As members of NABT we don't all supervise GTAs or deal with faculty at a research university. Perhaps you have the chance to befriend or mentor a first-year secondary school teacher, maybe one who is alternatively certified. Perhaps you work with long-term substitutes at a high school or the ever-increasing population of adjunct instructors at a community college. Perhaps you are one. Regardless of who you are, if you are reading this, we share the aspiration to provide the best possible biology education, a desire to collaborate with fellow biology teachers, and a host of NABT resources.

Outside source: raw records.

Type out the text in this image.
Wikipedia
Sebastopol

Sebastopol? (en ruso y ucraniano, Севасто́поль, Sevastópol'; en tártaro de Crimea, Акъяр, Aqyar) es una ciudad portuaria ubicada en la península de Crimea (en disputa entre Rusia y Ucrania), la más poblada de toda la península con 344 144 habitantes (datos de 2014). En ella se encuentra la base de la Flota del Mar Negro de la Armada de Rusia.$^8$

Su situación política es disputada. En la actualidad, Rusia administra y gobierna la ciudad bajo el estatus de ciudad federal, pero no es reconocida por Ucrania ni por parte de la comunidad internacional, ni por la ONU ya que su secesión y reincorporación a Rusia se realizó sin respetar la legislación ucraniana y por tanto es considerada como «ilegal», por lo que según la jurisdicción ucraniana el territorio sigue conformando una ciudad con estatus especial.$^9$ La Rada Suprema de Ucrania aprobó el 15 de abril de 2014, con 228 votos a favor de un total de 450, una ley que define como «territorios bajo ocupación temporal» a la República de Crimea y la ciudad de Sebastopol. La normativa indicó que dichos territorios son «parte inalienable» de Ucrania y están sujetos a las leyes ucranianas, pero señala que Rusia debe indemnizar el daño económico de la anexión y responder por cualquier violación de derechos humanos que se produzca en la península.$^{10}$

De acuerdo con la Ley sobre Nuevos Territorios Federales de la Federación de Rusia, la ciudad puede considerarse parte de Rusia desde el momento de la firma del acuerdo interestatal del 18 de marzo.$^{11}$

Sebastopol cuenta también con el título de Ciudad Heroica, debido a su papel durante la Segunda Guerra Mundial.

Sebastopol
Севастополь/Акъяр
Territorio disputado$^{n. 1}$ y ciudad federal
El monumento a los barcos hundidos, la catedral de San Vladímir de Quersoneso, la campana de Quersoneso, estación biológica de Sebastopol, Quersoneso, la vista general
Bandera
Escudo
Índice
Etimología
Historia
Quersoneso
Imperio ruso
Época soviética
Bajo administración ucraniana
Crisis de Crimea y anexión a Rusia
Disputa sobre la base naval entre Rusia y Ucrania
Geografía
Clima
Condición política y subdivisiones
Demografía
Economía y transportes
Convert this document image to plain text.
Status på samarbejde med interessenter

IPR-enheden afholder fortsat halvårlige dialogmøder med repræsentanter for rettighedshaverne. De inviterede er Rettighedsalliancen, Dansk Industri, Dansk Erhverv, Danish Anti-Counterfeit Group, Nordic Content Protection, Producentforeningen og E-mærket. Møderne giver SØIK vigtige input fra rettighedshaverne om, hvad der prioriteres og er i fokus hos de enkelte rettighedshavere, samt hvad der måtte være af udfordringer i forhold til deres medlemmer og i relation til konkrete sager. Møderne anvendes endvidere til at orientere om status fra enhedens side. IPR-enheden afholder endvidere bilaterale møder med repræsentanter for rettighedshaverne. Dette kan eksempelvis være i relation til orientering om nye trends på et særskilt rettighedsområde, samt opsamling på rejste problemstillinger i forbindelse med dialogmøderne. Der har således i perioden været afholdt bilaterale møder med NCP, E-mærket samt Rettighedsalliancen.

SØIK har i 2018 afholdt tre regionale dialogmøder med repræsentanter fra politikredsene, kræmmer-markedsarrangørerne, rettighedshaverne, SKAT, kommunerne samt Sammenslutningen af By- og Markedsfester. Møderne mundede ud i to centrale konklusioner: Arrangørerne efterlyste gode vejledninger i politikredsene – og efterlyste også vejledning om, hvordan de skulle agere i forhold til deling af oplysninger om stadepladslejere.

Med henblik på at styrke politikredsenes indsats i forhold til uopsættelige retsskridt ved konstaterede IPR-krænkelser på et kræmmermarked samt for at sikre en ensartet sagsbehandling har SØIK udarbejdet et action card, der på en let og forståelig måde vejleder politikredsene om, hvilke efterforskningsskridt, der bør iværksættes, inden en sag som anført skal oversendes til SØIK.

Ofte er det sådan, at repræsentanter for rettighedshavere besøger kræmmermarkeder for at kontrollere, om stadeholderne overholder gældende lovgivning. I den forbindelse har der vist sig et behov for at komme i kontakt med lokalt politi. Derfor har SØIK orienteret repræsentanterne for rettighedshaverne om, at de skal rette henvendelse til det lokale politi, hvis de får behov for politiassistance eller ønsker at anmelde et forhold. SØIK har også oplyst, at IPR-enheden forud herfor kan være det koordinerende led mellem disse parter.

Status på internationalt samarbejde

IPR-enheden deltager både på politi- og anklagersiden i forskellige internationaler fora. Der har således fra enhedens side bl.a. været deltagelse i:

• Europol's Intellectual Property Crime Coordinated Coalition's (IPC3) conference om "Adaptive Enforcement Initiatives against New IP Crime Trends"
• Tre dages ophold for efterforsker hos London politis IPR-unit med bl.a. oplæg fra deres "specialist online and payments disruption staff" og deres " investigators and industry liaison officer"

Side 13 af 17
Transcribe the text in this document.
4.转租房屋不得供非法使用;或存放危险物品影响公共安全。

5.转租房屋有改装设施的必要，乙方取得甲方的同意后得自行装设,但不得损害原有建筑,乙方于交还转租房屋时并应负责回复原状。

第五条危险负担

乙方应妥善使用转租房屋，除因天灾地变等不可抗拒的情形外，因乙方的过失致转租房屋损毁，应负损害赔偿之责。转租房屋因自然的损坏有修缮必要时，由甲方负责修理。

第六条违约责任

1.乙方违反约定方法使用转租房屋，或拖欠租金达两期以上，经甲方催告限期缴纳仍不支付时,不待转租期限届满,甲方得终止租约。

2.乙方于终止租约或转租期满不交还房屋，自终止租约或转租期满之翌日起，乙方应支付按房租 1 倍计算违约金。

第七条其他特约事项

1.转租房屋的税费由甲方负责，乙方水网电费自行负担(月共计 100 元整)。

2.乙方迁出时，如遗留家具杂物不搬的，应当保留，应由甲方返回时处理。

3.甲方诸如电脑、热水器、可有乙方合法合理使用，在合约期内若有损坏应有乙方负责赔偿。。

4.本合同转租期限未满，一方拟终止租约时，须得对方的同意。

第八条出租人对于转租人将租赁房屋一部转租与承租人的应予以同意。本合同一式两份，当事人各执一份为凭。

Look over and share our position statements. These represent NABT's official stand on issues related to biology education and the policies that affect it. They are there to help guide educators in teaching and, in turn, to help administrators, parents, and policy makers make informed decisions that support our goals for high-quality biology education. Read ABT with your classes and colleagues in mind. Feature and general articles provide in-depth discussions of pedagogy and refreshers on biology topics; Research on Learning and Inquiry & Investigation provide insight into research-based teaching; and How-To-Do-It and Quick Fix articles can solve a recurrent problem or jump start a new lesson. Every issue also has opinions and reviews from regular and guest editors that inform or spark interest. As a journal focused on practitioners, ABT is written to be used, not just referenced. It should be shared and discussed. For each article, think of nearby colleagues who might use it and let them know. Between issues and conferences, consider our Facebook presence as a place to share thoughts, questions, and comments with even more distant colleagues. You will find resources identified by the volunteers who manage the site, but also by members like you. I am confident that the authors of ABT articles would be delighted to hear about your uses of their ideas and see them shared with others. I know I would, and I am sure those new (and veteran) teachers will enjoy the support you would offer them from afar. So, welcome or welcome back to another enjoyable and productive year and to support from – and your support of – your colleagues at NABT.